In an accompanying comment article, Professor Grace John-Stewart and Dr Irene Njugana of the University of Washington, Seattle, say that the findings on postnatal transmission are timely as high-income countries begin to endorse shared decision-making approaches to breastfeeding for women with HIV. But they caution that for women with a viral load below 50 copies/ml, the estimated cumulative risk of vertical transmission is 1.2% after one year of breastfeeding and 2.4% after two years of breastfeeding.

While the findings suggest that undetectable equals untransmissible for women who start antiretroviral treatment before conception and maintain viral suppression throughout pregnancy, U=U does not apply to women who start antiretroviral treatment during pregnancy or who breastfeed while virally suppressed, John-Stewart and Njugana conclude.

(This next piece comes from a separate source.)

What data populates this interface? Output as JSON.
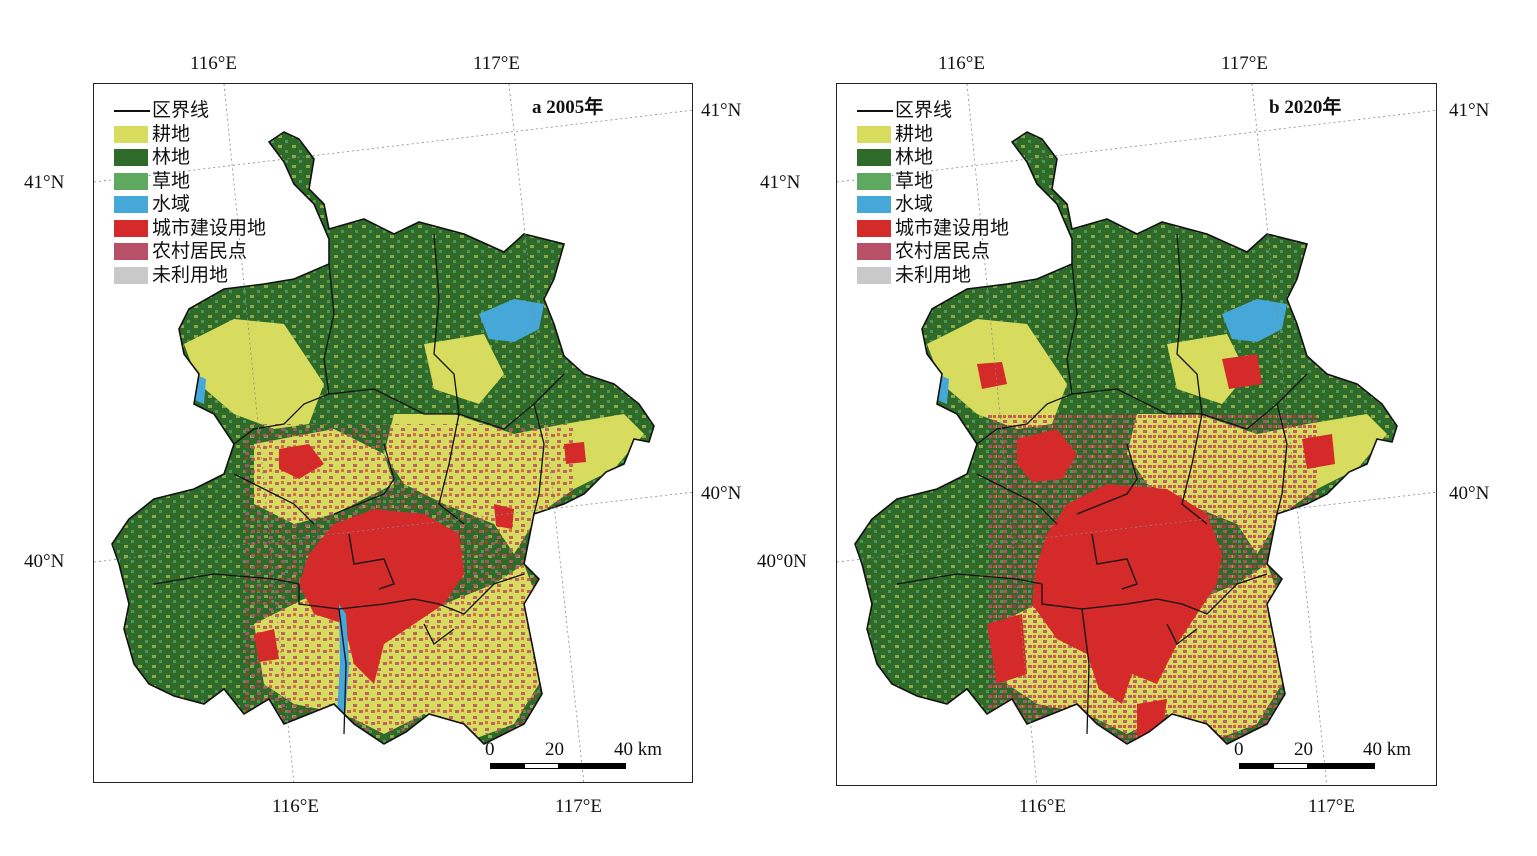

“Early diagnosis, ART adherence and viral suppression are crucial for mothers,” they conclude. “Safeguarding an uninterrupted supply of ARTs for women during pregnancy and postpartum is essential to avert vertical transmission and is threatened by lapses in financing or supply chains.”

In a separate systematic review and meta-analysis published in Lancet HIV, Magdalene Walters of Imperial College, London, and colleagues assessed factors associated with vertical transmission in 110 studies of vertical transmission probabilities. Their meta-regression analysis found that higher CD4 count, greater time on ART during pregnancy and integrase inhibitor-based treatment each reduced the risk of vertical transmission.

Among women not taking ART, each 100-cell increase in CD4 count was associated with a 20% reduction in risk of vertical transmission (odds ratio. 0.80, 95% confidence interval 0.75-0.84).

In women who took ART during pregnancy, each additional week on ART before delivery reduced the risk of vertical transmission by 5.6% (95% CI 4.2-7.0). Starting integrase-inhibitor based treatment by week 20 of pregnancy was associated with a 64% reduction in the risk of vertical transmission when compared to non-nucleoside reverse transcriptase inhibitor-based therapy (OR 0.36, 95% CI 0.14-0.94).